Windtalkers : Autant en emporte le vent
Autour de l’implication des Navajos pendant la Seconde Guerre mondiale, sujet riche et porteur, John Woo a réalisé un film bancal qui ne satisfera que les amateurs d’explosions. Dommage.
Après la guerre du Viêt Nam, Hollywood ne pouvait plus, de façon crédible, produire des films de guerre comme dans les 25 années précédentes. Entre le patriotisme exacerbé de Green Berets, de John Wayne, et la folie meurtrière d’Apocalypse Now, de Coppola, le genre était écartelé. Windtalkers, de John Woo, se situe quelque part à mi-chemin entre les deux, avec son antihéros suicidaire, bon soldat et tête brûlée, ses explosions spectaculaires, proches du feu d’artifice, et le drapeau américain qui flotte, imperturbable.

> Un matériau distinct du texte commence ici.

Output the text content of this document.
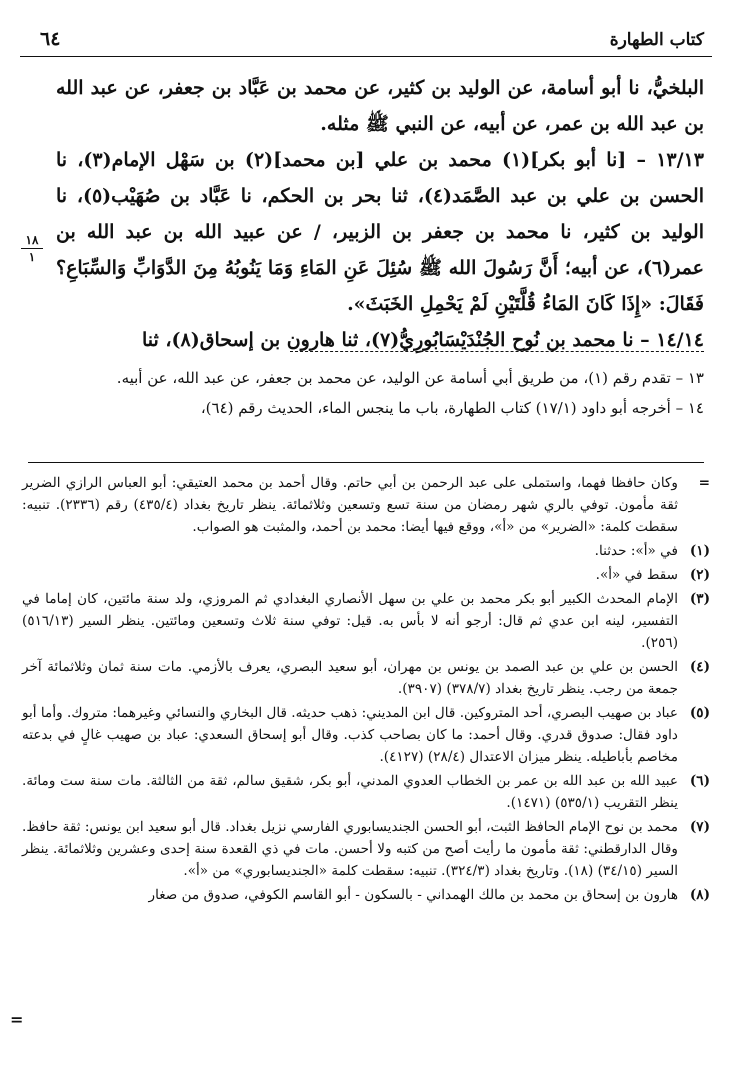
كتاب الطهارة
٦٤
١٨
١

البلخيُّ، نا أبو أسامة، عن الوليد بن كثير، عن محمد بن عَبَّاد بن جعفر، عن عبد الله بن عبد الله بن عمر، عن أبيه، عن النبي ﷺ مثله.

١٣/١٣ – [نا أبو بكر](١) محمد بن علي [بن محمد](٢) بن سَهْل الإمام(٣)، نا الحسن بن علي بن عبد الصَّمَد(٤)، ثنا بحر بن الحكم، نا عَبَّاد بن صُهَيْب(٥)، نا الوليد بن كثير، نا محمد بن جعفر بن الزبير، / عن عبيد الله بن عبد الله بن عمر(٦)، عن أبيه؛ أَنَّ رَسُولَ الله ﷺ سُئِلَ عَنِ المَاءِ وَمَا يَنُوبُهُ مِنَ الدَّوَابِّ وَالسِّبَاعِ؟ فَقَالَ: «إِذَا كَانَ المَاءُ قُلَّتَيْنِ لَمْ يَحْمِلِ الخَبَثَ».

١٤/١٤ – نا محمد بن نُوح الجُنْدَيْسَابُورِيُّ(٧)، ثنا هارون بن إسحاق(٨)، ثنا

١٣ – تقدم رقم (١)، من طريق أبي أسامة عن الوليد، عن محمد بن جعفر، عن عبد الله، عن أبيه.

١٤ – أخرجه أبو داود (١٧/١) كتاب الطهارة، باب ما ينجس الماء، الحديث رقم (٦٤)،

=
وكان حافظا فهما، واستملى على عبد الرحمن بن أبي حاتم. وقال أحمد بن محمد العتيقي: أبو العباس الرازي الضرير ثقة مأمون. توفي بالري شهر رمضان من سنة تسع وتسعين وثلاثمائة. ينظر تاريخ بغداد (٤٣٥/٤) رقم (٢٣٣٦). تنبيه: سقطت كلمة: «الضرير» من «أ»، ووقع فيها أيضا: محمد بن أحمد، والمثبت هو الصواب.
(١)
في «أ»: حدثنا.
(٢)
سقط في «أ».
(٣)
الإمام المحدث الكبير أبو بكر محمد بن علي بن سهل الأنصاري البغدادي ثم المروزي، ولد سنة مائتين، كان إماما في التفسير، لينه ابن عدي ثم قال: أرجو أنه لا بأس به. قيل: توفي سنة ثلاث وتسعين ومائتين. ينظر السير (٥١٦/١٣) (٢٥٦).
(٤)
الحسن بن علي بن عبد الصمد بن يونس بن مهران، أبو سعيد البصري، يعرف بالأزمي. مات سنة ثمان وثلاثمائة آخر جمعة من رجب. ينظر تاريخ بغداد (٣٧٨/٧) (٣٩٠٧).
(٥)
عباد بن صهيب البصري، أحد المتروكين. قال ابن المديني: ذهب حديثه. قال البخاري والنسائي وغيرهما: متروك. وأما أبو داود فقال: صدوق قدري. وقال أحمد: ما كان بصاحب كذب. وقال أبو إسحاق السعدي: عباد بن صهيب غالٍ في بدعته مخاصم بأباطيله. ينظر ميزان الاعتدال (٢٨/٤) (٤١٢٧).
(٦)
عبيد الله بن عبد الله بن عمر بن الخطاب العدوي المدني، أبو بكر، شقيق سالم، ثقة من الثالثة. مات سنة ست ومائة. ينظر التقريب (٥٣٥/١) (١٤٧١).
(٧)
محمد بن نوح الإمام الحافظ الثبت، أبو الحسن الجنديسابوري الفارسي نزيل بغداد. قال أبو سعيد ابن يونس: ثقة حافظ. وقال الدارقطني: ثقة مأمون ما رأيت أصح من كتبه ولا أحسن. مات في ذي القعدة سنة إحدى وعشرين وثلاثمائة. ينظر السير (٣٤/١٥) (١٨). وتاريخ بغداد (٣٢٤/٣). تنبيه: سقطت كلمة «الجنديسابوري» من «أ».
(٨)
هارون بن إسحاق بن محمد بن مالك الهمداني - بالسكون - أبو القاسم الكوفي، صدوق من صغار
=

L’enjeu d’un grand film de guerre est toujours moral, dans le discours comme dans la forme.
L’idée de départ de Windtalkers est extrêmement intéressante, mais le scénario de John Rice et Joe Batteer l’est, hélas, beaucoup moins. Pendant la Seconde Guerre mondiale, sur le front du Pacifique, les "windtalkers" étaient des indiens navajos, affectés au décryptage d’un langage codé utilisant leur langue maternelle. En 1943, un bataillon de marines est envoyé sur l’île de Saipan, occupée par l’armée japonaise. Tout frais sortis de leur réserve, deux Navajos (Adam Beach et Roger Willie) sont sous la protection de deux soldats d’expérience (Nicolas Cage et Christian Slater), qui ont ordre de protéger avant tout le Code, plutôt que les décodeurs, et qui devront tuer les deux Indiens, aussitôt que ceux-ci seront menacés d’être capturés par les Japonais.

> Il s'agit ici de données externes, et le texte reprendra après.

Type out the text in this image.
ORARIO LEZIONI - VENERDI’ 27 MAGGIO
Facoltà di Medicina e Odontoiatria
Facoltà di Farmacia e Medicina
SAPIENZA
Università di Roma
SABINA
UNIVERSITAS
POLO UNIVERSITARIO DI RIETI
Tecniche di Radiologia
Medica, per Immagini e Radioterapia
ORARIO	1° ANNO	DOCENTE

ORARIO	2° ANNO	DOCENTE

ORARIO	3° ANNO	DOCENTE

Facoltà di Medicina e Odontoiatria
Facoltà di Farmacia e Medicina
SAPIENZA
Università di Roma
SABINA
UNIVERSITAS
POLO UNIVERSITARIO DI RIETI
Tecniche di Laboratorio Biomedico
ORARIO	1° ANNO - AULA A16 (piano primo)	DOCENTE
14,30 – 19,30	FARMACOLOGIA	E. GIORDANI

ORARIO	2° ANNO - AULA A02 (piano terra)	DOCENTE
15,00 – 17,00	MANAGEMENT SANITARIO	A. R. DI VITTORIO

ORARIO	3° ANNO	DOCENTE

Moins efficace que Saving Private Ryan, moins manichéen que Pearl Harbor, moins stylisé que The Thin Red Line, et moins confus que Black Hawk Down, Windtalkers est un film de guerre à numéros, qui aligne une scène de bataille, une scène intimiste, une scène de tuerie, une scène de dialogues, et ainsi de suite pendant deux heures et quart. Au point que cette alternance systématique donne l’impression de voir deux films en parallèle. Après Broken Arrow et Face/Off, John Woo, le Sam Peckinpah du film d’action, le spécialiste des frères ennemis, l’amateur de vol d’oiseaux à portée symbolique, s’efface derrière la machine hollywoodienne. En fait d’oiseaux, on ne voit que quelques mouettes égarées, les tueries au ralenti sont quasi inexistantes, et la relation ambiguë entre les Navajos et leurs gardes du corps souffre de la médiocrité d’un scénario qui va à la fois trop lentement et trop vite. Trop lentement parce que le développement des personnages traîne en longueur, et trop vite parce que les nombreux revirements psychologiques du marine incarné par Nicolas Cage ne sont pas plausibles, et que le comédien en fait des tonnes. Plus son cachet augmente, plus il nous la joue Actor’s Studio, du genre "Tu la sens bien, l’intensité de mon personnage?". À ses côtés, Slater n’a pas grand-chose à faire, Adam Beach sourit à pleines dents, afin qu’on saisisse bien l’enthousiasme de cet Indien luttant pour ceux qui ont détruit son peuple, et c’est Roger Willie, artiste navajo qui n’avait jamais joué auparavant, qui s’en tire le mieux.
En plus de l’insupportable musique de James Horner (Titanic), les dialogues sont souvent ridicules, et plusieurs scènes sentent le réchauffé – on aurait pu se passer du soldat qui donne son alliance à son copain, en lui disant, le regard embué par l’émotion: "S’il m’arrive quelque chose, peux-tu remettre ça à ma femme?" Cela dit, Windtalkers ne prétend pas révolutionner le genre, et ça explose de partout. Ici, on est plus proche de la guerre de tranchées de 14-18, et de la guerre d’embuscades du Viêt Nam, que des vastes déploiements associés à la Seconde Guerre mondiale. John Woo filme les combats de près: les baïonnettes transpercent les cages thoraciques, les corps se tordent sur le sol, et le sang gicle. Malheureusement, malgré l’ampleur des moyens, c’est filmé sans grande imagination. On était en droit d’attendre un peu plus de la part du réalisateur de The Killer.
Entre la tragédie shakespearienne et le jeu vidéo, entre l’existentiel et le spectaculaire, le film de guerre est un genre qui a donné des chefs-d’oeuvre, et une flopée de films aussitôt vus, aussitôt oubliés. Windtalkers fait, hélas, partie de la seconde catégorie.